LVMH eased fears that an economic slowdown in China would hit sales of luxury items, reporting accelerating demand for the French conglomerate’s fashion and leather goods.
Fourth-quarter comparable sales rose 9 percent, the maker of Louis Vuitton bags said Tuesday in a statement after Paris markets closed. Analysts had predicted 8.7 percent growth. The company also plans to raise its annual dividend by 20 percent as it said the new year has gotten off to a good start.
LVMH reported continued growth in all regions, citing particular strength for wine and spirits in China, where consumers have been snapping up its Hennessy cognac and Dom Perignon Champagne. Along with a buoyant update from Swiss watchmaker Richemont earlier this month, the French conglomerate’s strong sales dampen concerns about the state of demand in the world’s largest luxury market.

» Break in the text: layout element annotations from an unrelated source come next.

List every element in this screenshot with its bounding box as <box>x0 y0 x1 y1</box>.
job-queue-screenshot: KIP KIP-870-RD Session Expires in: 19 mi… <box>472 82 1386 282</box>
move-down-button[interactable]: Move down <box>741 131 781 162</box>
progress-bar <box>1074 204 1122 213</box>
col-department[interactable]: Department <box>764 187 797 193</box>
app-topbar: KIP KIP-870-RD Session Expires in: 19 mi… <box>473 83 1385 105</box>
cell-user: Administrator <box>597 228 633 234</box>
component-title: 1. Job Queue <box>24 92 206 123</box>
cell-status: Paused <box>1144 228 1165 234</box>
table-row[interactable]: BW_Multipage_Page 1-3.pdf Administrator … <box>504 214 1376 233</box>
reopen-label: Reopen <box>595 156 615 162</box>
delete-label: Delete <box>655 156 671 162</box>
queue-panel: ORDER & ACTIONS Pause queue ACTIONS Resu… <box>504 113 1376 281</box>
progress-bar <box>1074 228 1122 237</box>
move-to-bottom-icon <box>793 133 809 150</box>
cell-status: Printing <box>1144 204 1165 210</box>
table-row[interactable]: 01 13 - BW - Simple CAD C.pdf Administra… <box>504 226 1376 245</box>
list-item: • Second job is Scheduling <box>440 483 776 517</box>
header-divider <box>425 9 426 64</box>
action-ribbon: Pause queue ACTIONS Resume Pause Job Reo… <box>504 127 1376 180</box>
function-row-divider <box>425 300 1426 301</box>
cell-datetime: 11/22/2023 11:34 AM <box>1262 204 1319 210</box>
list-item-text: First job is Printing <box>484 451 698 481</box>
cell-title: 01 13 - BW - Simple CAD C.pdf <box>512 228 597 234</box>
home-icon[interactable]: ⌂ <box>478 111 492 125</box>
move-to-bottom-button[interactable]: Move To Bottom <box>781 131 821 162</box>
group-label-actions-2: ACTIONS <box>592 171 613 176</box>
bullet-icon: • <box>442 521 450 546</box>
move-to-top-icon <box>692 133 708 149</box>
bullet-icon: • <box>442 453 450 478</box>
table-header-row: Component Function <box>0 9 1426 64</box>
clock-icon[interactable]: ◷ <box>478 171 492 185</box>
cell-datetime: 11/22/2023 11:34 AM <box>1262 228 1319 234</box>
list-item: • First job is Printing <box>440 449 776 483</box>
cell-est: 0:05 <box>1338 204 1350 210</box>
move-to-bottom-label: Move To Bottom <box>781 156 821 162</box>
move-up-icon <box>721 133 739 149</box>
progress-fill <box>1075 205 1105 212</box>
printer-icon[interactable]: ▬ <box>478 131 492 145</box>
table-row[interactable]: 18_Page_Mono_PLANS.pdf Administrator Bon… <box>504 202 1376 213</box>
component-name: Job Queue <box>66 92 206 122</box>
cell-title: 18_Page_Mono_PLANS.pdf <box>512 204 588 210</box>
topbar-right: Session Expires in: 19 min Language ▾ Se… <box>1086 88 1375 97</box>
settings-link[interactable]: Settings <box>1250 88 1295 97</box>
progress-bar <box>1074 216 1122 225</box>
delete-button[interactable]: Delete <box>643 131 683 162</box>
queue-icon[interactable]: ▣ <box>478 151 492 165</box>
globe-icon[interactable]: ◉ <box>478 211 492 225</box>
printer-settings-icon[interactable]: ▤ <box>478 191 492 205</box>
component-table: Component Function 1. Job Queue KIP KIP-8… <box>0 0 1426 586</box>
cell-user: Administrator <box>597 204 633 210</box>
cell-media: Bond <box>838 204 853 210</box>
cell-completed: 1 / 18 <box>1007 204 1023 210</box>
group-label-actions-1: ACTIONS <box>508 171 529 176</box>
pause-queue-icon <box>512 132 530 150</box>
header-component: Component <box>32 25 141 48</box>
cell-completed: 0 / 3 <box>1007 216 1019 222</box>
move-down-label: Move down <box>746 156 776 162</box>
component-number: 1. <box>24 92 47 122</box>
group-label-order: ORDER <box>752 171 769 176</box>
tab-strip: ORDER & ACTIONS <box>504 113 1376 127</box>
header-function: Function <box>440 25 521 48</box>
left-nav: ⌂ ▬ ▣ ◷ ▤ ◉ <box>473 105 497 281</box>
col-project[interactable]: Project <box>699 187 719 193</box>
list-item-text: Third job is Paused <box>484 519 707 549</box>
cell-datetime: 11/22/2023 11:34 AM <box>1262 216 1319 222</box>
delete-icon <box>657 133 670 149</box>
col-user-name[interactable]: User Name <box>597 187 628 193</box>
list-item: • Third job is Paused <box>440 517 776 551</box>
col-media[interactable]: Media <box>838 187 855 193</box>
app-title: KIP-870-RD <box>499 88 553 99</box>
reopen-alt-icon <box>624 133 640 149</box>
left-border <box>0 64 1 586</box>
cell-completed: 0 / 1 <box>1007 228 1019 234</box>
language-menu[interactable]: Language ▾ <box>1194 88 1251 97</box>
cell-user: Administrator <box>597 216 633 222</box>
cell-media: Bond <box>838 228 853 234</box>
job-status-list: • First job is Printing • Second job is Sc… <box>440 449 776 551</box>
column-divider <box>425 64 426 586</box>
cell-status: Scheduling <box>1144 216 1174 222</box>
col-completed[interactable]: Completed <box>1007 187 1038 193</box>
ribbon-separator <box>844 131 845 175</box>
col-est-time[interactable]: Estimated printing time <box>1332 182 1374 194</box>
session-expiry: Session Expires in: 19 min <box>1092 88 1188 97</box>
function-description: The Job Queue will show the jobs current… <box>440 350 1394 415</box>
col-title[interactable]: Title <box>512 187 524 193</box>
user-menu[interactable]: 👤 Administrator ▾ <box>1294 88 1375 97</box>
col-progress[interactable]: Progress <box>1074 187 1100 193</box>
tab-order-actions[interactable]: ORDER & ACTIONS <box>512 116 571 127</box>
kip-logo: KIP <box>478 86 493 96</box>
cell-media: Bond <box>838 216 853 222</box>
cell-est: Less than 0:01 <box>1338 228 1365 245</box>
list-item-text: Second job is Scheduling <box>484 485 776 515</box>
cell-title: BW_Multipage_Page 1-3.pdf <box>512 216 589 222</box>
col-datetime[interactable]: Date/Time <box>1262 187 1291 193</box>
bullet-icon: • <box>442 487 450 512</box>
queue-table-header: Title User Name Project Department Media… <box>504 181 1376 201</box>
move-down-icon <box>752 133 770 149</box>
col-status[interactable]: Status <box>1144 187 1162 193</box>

Chinese demand for high-end leather goods and pricey drinks, which has been fueling the industry’s growth, contrasts with a slowdown in sales of some other products, with Apple Inc. reporting more subdued sales of iPhones as the country’s economy comes off the boil and a trade war with the U.S. bites.
“Can this extremely supportive climate continue indefinitely? Surely not,” LVMH Chief Executive Officer Bernard Arnault said at a news conference. But, he continued, “while I won’t give any numbers, the year so far is going in a very good direction.”
Sales in the fashion and leather-goods division — considered a bellwether for luxury rivals such as Gucci owner Kering SA, Prada SpA and Salvatore Ferragamo SpA — led the way for the French giant, rising 17 percent.
Shares of LVMH rose 0.4 percent to 259.75 euros during the Paris trading session, before the report. They rose 5.2 percent last year, compared with a decline of 13 percent for the S&P Global Luxury Index.
Luxury stocks traded in the U.S. gained after LVMH’s earnings report. Ralph Lauren Corp. rose as much as 1.2 percent, Tapestry Inc. jumped as much as 1.5 percent, while Tiffany & Co. pared earlier losses.